After I had finished the first draft of this blog, I went back and counted how many times I used the word effective. It added up to too many, and I had to go back and do some wordsmithing. However, the truth is that is what this post is about. Being effective -not wasting marketing energy and money. Producing clients, sales, and product awareness in a super-saturated travel and hospitality tech marketplace and getting the most out of every dollar. Are you with me?

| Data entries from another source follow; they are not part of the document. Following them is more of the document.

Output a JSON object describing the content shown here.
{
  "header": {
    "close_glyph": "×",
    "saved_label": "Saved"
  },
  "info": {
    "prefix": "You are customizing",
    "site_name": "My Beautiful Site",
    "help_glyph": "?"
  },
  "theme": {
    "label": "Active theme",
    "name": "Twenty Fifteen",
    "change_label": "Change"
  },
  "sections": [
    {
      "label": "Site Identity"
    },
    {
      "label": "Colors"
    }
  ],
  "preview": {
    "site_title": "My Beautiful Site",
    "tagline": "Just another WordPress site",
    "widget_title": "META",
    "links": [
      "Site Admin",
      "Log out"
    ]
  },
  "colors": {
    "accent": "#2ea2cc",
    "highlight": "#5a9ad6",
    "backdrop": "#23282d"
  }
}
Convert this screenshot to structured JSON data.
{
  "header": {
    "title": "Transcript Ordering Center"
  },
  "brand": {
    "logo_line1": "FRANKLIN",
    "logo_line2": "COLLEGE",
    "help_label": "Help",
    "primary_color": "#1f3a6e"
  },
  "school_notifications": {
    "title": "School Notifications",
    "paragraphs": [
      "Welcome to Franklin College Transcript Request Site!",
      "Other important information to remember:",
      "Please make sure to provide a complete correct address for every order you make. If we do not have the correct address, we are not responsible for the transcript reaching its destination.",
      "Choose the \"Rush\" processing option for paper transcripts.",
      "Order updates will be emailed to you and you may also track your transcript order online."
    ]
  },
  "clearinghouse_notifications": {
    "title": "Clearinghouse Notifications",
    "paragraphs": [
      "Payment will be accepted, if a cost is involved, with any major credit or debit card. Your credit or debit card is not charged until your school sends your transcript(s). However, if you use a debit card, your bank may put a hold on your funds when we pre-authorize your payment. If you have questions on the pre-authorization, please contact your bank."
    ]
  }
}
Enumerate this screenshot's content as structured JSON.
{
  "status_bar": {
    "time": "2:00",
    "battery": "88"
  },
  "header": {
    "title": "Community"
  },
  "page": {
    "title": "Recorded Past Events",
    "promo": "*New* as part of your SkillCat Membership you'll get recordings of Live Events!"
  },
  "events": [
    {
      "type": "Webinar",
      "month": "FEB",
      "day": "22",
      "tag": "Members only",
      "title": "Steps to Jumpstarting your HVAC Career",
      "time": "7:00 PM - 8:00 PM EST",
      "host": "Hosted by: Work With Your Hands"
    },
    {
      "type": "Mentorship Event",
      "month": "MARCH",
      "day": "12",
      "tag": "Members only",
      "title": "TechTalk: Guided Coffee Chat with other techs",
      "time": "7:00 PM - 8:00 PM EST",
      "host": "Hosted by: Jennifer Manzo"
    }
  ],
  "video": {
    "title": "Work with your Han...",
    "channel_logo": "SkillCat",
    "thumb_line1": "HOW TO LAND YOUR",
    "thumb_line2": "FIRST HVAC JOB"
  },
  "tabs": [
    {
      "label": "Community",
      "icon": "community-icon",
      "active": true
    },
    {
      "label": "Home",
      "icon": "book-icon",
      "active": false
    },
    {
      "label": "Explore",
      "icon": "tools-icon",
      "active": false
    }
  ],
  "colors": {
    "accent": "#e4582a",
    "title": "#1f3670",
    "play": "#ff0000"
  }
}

1) Campaign Management That Delivers Leads
You have, no doubt, already considered many different online campaigns, but before you add any of them to your marketing plan, ask yourself if they deliver leads. Who are your prospects? Are the campaigns truly designed to reach them? Moreover, if the campaign does reach them, what are the chances the campaign will entice them to purchase? What is the call to action? Campaigns that don’t have this at their heart are a waste of valuable dollars for tech companies, especially those in the start-up phase.
2) Content Strategy with Downloadable Assets
Part and parcel to the above type of campaign management is content strategy. One of the most effective ways to generate leads is to deliver content that your target audience wants and needs. This is different from self-promotion. Deliver ideas. Takeaways. Valuable strategies or thought pieces that are relevant to the industry but not solely focused on your product. One of the most effective ways to do this is offering a branded downloadable asset, whether that is a white paper or an e-book.
3) Highly Targeted SEM
It is easy to think more clicks is better, but when you are paying for everyone, you better be certain you are reaching someone who could buy. Be specific about where you are spending your SEM dollars. Hospitality and travel do not always overlap. If you are in travel, market only to travel. If you are in the hospitality, market only to hospitality. In other words, don’t cast a wide net. Then fine-tune your message and, ideally, include an offer.
4) Social Media: There’s doing it, and then there’s doing it well
Social media strategy is ubiquitous these days, but there are approaches that work and approaches that don’t. Posting photos of the office breakfast doesn’t qualify as conveying company culture (I’m pretty sure all that company culture stuff was way overrated anyway). So fine tune your message. Less is more. Find out when you are users are active and post wisely using searchable hashtags. Have a call to action, and similar to the content strategy ensure that you are providing value. This could mean reposting articles of interest to your audience, or creating a social media series with tips or strategies taken from a whitepaper or e-book. Make all your content work for you.
5) Targeted E-Mail Campaigns
The old mass e-blasts are a thing of the past. Archaic in virtual terms. Why? Because how do you craft a message that works for 30,000 people? It is impossible. There’s still a place for e-blast campaigns, but to be a truly effective tool, fine tune your distribution to, say, 1000 – 2000 recipients. Then tailor your message to those recipients. Be specific. Be personal. Moreover, always have an offer (psst, a price reduction or a pilot period is about as effective as it gets).
There’s that word again. I challenge all travel and hospitality tech marketing plans for 2015 to include the word effective in the title as a constant reminder of what needs to happen at the end of the day.